Someone apparently drugged the Titanic cast and crew with PCP and I’m only now learning that pic.twitter.com/buz9N4Gld2
— Scott (@CinematicScott) December 18, 2022
Since filming takes place in Halifax, the main actors Leonardo DiCaprio and Kate Winslet are absent.
Probably, if the stars had been drugged, the hysteria around the accident would have been much greater.
Actor Bill Paxton, on the other hand, eats the soup. “Oh, he was a really nice guy,” says decorator Claude Russell. “He was just sitting in the hallway enjoying the hum of the air conditioners. Meanwhile, the guys who man the cameras and the equipment were running around in wheelchairs and doing somersaults.”
Many people from the team were sent to the hospital.

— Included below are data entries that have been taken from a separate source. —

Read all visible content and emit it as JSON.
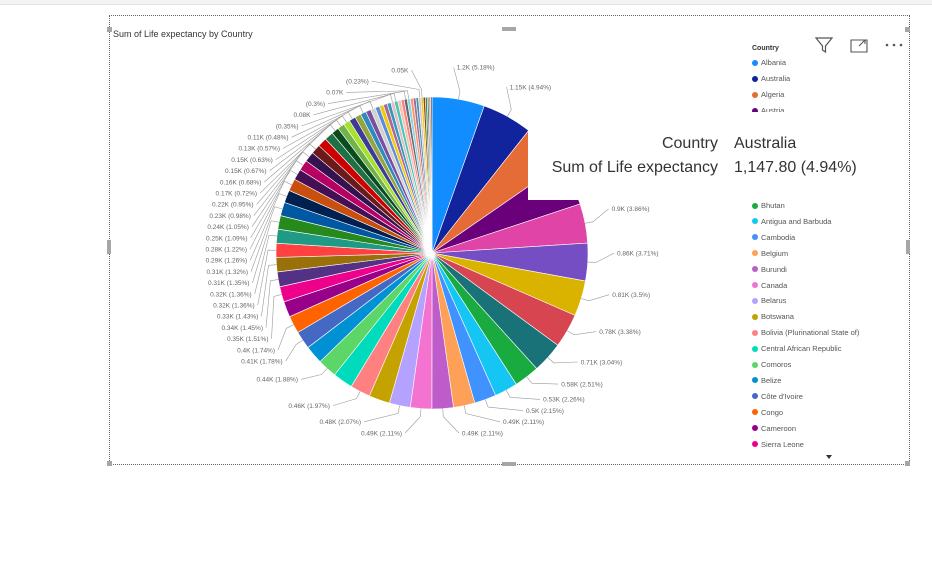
{
  "chart_data": {
    "type": "pie",
    "title": "Sum of Life expectancy by Country",
    "legend_title": "Country",
    "legend_placement": "right",
    "slices": [
      {
        "name": "Albania",
        "value": 1200,
        "label": "1.2K (5.18%)",
        "color": "#118DFF"
      },
      {
        "name": "Australia",
        "value": 1147.8,
        "label": "1.15K (4.94%)",
        "color": "#12239E"
      },
      {
        "name": "Algeria",
        "value": 1050,
        "label": "",
        "color": "#E66C37"
      },
      {
        "name": "Austria",
        "value": 1000,
        "label": "",
        "color": "#6B007B"
      },
      {
        "name": "",
        "value": 900,
        "label": "0.9K (3.86%)",
        "color": "#E044A7"
      },
      {
        "name": "",
        "value": 860,
        "label": "0.86K (3.71%)",
        "color": "#744EC2"
      },
      {
        "name": "",
        "value": 810,
        "label": "0.81K (3.5%)",
        "color": "#D9B300"
      },
      {
        "name": "",
        "value": 780,
        "label": "0.78K (3.38%)",
        "color": "#D64550"
      },
      {
        "name": "",
        "value": 710,
        "label": "0.71K (3.04%)",
        "color": "#197278"
      },
      {
        "name": "",
        "value": 580,
        "label": "0.58K (2.51%)",
        "color": "#1AAB40"
      },
      {
        "name": "",
        "value": 530,
        "label": "0.53K (2.26%)",
        "color": "#15C6F4"
      },
      {
        "name": "",
        "value": 500,
        "label": "0.5K (2.15%)",
        "color": "#4092FF"
      },
      {
        "name": "",
        "value": 490,
        "label": "0.49K (2.11%)",
        "color": "#FFA058"
      },
      {
        "name": "",
        "value": 490,
        "label": "0.49K (2.11%)",
        "color": "#BE5DC9"
      },
      {
        "name": "",
        "value": 490,
        "label": "0.49K (2.11%)",
        "color": "#F472D0"
      },
      {
        "name": "",
        "value": 480,
        "label": "0.48K (2.07%)",
        "color": "#B5A1FF"
      },
      {
        "name": "",
        "value": 480,
        "label": "",
        "color": "#C4A200"
      },
      {
        "name": "",
        "value": 460,
        "label": "0.46K (1.97%)",
        "color": "#FF8080"
      },
      {
        "name": "",
        "value": 460,
        "label": "",
        "color": "#00DBBC"
      },
      {
        "name": "",
        "value": 440,
        "label": "0.44K (1.88%)",
        "color": "#5BD667"
      },
      {
        "name": "",
        "value": 420,
        "label": "",
        "color": "#0091D5"
      },
      {
        "name": "",
        "value": 410,
        "label": "0.41K (1.78%)",
        "color": "#4668C5"
      },
      {
        "name": "",
        "value": 400,
        "label": "0.4K (1.74%)",
        "color": "#FF6300"
      },
      {
        "name": "",
        "value": 360,
        "label": "",
        "color": "#99008A"
      },
      {
        "name": "",
        "value": 350,
        "label": "0.35K (1.51%)",
        "color": "#EC008C"
      },
      {
        "name": "",
        "value": 340,
        "label": "0.34K (1.45%)",
        "color": "#533285"
      },
      {
        "name": "",
        "value": 330,
        "label": "0.33K (1.43%)",
        "color": "#99700A"
      },
      {
        "name": "",
        "value": 320,
        "label": "0.32K (1.36%)",
        "color": "#FF4141"
      },
      {
        "name": "",
        "value": 320,
        "label": "0.32K (1.36%)",
        "color": "#1F9A85"
      },
      {
        "name": "",
        "value": 310,
        "label": "0.31K (1.35%)",
        "color": "#25891C"
      },
      {
        "name": "",
        "value": 310,
        "label": "0.31K (1.32%)",
        "color": "#0057A2"
      },
      {
        "name": "",
        "value": 290,
        "label": "0.29K (1.26%)",
        "color": "#002050"
      },
      {
        "name": "",
        "value": 280,
        "label": "0.28K (1.22%)",
        "color": "#C94F0F"
      },
      {
        "name": "",
        "value": 250,
        "label": "0.25K (1.09%)",
        "color": "#450F54"
      },
      {
        "name": "",
        "value": 240,
        "label": "0.24K (1.05%)",
        "color": "#B60064"
      },
      {
        "name": "",
        "value": 230,
        "label": "0.23K (0.98%)",
        "color": "#34124F"
      },
      {
        "name": "",
        "value": 220,
        "label": "0.22K (0.95%)",
        "color": "#6A1A18"
      },
      {
        "name": "",
        "value": 210,
        "label": "",
        "color": "#CC0000"
      },
      {
        "name": "",
        "value": 200,
        "label": "",
        "color": "#1E7145"
      },
      {
        "name": "",
        "value": 170,
        "label": "0.17K (0.72%)",
        "color": "#0B4B20"
      },
      {
        "name": "",
        "value": 160,
        "label": "0.16K (0.68%)",
        "color": "#71B34A"
      },
      {
        "name": "",
        "value": 150,
        "label": "0.15K (0.67%)",
        "color": "#A8E02E"
      },
      {
        "name": "",
        "value": 150,
        "label": "0.15K (0.63%)",
        "color": "#3C3C96"
      },
      {
        "name": "",
        "value": 140,
        "label": "",
        "color": "#96A53B"
      },
      {
        "name": "",
        "value": 130,
        "label": "0.13K (0.57%)",
        "color": "#2F8AC2"
      },
      {
        "name": "",
        "value": 120,
        "label": "",
        "color": "#7A4FA0"
      },
      {
        "name": "",
        "value": 110,
        "label": "0.11K (0.48%)",
        "color": "#D1D1D1"
      },
      {
        "name": "",
        "value": 100,
        "label": "",
        "color": "#5A8FD8"
      },
      {
        "name": "",
        "value": 95,
        "label": "",
        "color": "#F2C811"
      },
      {
        "name": "",
        "value": 90,
        "label": "",
        "color": "#A66999"
      },
      {
        "name": "",
        "value": 85,
        "label": "",
        "color": "#3599B8"
      },
      {
        "name": "",
        "value": 81,
        "label": "(0.35%)",
        "color": "#DFBFBF"
      },
      {
        "name": "",
        "value": 80,
        "label": "0.08K",
        "color": "#4AC5BB"
      },
      {
        "name": "",
        "value": 75,
        "label": "",
        "color": "#F5C4AF"
      },
      {
        "name": "",
        "value": 72,
        "label": "",
        "color": "#FB8281"
      },
      {
        "name": "",
        "value": 70,
        "label": "(0.3%)",
        "color": "#5F6B6D"
      },
      {
        "name": "",
        "value": 70,
        "label": "0.07K",
        "color": "#8AD4EB"
      },
      {
        "name": "",
        "value": 66,
        "label": "",
        "color": "#FE9666"
      },
      {
        "name": "",
        "value": 62,
        "label": "",
        "color": "#A66999"
      },
      {
        "name": "",
        "value": 58,
        "label": "",
        "color": "#3599B8"
      },
      {
        "name": "",
        "value": 55,
        "label": "(0.23%)",
        "color": "#DFBFBF"
      },
      {
        "name": "",
        "value": 52,
        "label": "0.05K",
        "color": "#F2C80F"
      },
      {
        "name": "",
        "value": 48,
        "label": "",
        "color": "#8B4513"
      },
      {
        "name": "",
        "value": 44,
        "label": "",
        "color": "#2E8B57"
      },
      {
        "name": "",
        "value": 40,
        "label": "",
        "color": "#708090"
      },
      {
        "name": "",
        "value": 36,
        "label": "",
        "color": "#B8860B"
      },
      {
        "name": "",
        "value": 32,
        "label": "",
        "color": "#483D8B"
      }
    ]
  },
  "legend": {
    "top_items": [
      {
        "label": "Albania",
        "color": "#118DFF"
      },
      {
        "label": "Australia",
        "color": "#12239E"
      },
      {
        "label": "Algeria",
        "color": "#E66C37"
      },
      {
        "label": "Austria",
        "color": "#6B007B"
      }
    ],
    "items": [
      {
        "label": "Bhutan",
        "color": "#1AAB40"
      },
      {
        "label": "Antigua and Barbuda",
        "color": "#15C6F4"
      },
      {
        "label": "Cambodia",
        "color": "#4092FF"
      },
      {
        "label": "Belgium",
        "color": "#FFA058"
      },
      {
        "label": "Burundi",
        "color": "#BE5DC9"
      },
      {
        "label": "Canada",
        "color": "#F472D0"
      },
      {
        "label": "Belarus",
        "color": "#B5A1FF"
      },
      {
        "label": "Botswana",
        "color": "#C4A200"
      },
      {
        "label": "Bolivia (Plurinational State of)",
        "color": "#FF8080"
      },
      {
        "label": "Central African Republic",
        "color": "#00DBBC"
      },
      {
        "label": "Comoros",
        "color": "#5BD667"
      },
      {
        "label": "Belize",
        "color": "#0091D5"
      },
      {
        "label": "Côte d'Ivoire",
        "color": "#4668C5"
      },
      {
        "label": "Congo",
        "color": "#FF6300"
      },
      {
        "label": "Cameroon",
        "color": "#99008A"
      },
      {
        "label": "Sierra Leone",
        "color": "#EC008C"
      }
    ]
  },
  "tooltip": {
    "key1": "Country",
    "val1": "Australia",
    "key2": "Sum of Life expectancy",
    "val2": "1,147.80 (4.94%)"
  },
  "icons": {
    "filter": "filter-icon",
    "focus": "focus-mode-icon",
    "more": "more-options-icon"
  }
}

James Cameron recalled the incident: ‘People were moaning, sobbing, laughing, collapsing on tables and chairs. My cinematographer, Caleb Deschanel, had taken several people to a party on a train. God, you can’t make a thing up such”.
Jake Clark doesn’t try the soup, but stays on set until 4 in the morning.
After a few hours, when the hysteria had subsided, Clarke saw director James Cameron and Bill Paxton. “Their eyes were blood red, like beets. Amazing. James was trying to normalize on whiskey and Paxton was a huge weed lover – a real ‘stoner’. But now he was sitting very still. I took a cigarette out of his and I went out and laughed a lot. There, I was one of the few who didn’t freak out and just sat there and smoked a joint.”
“Let me just say it was a really weird experience,” concludes Clarke.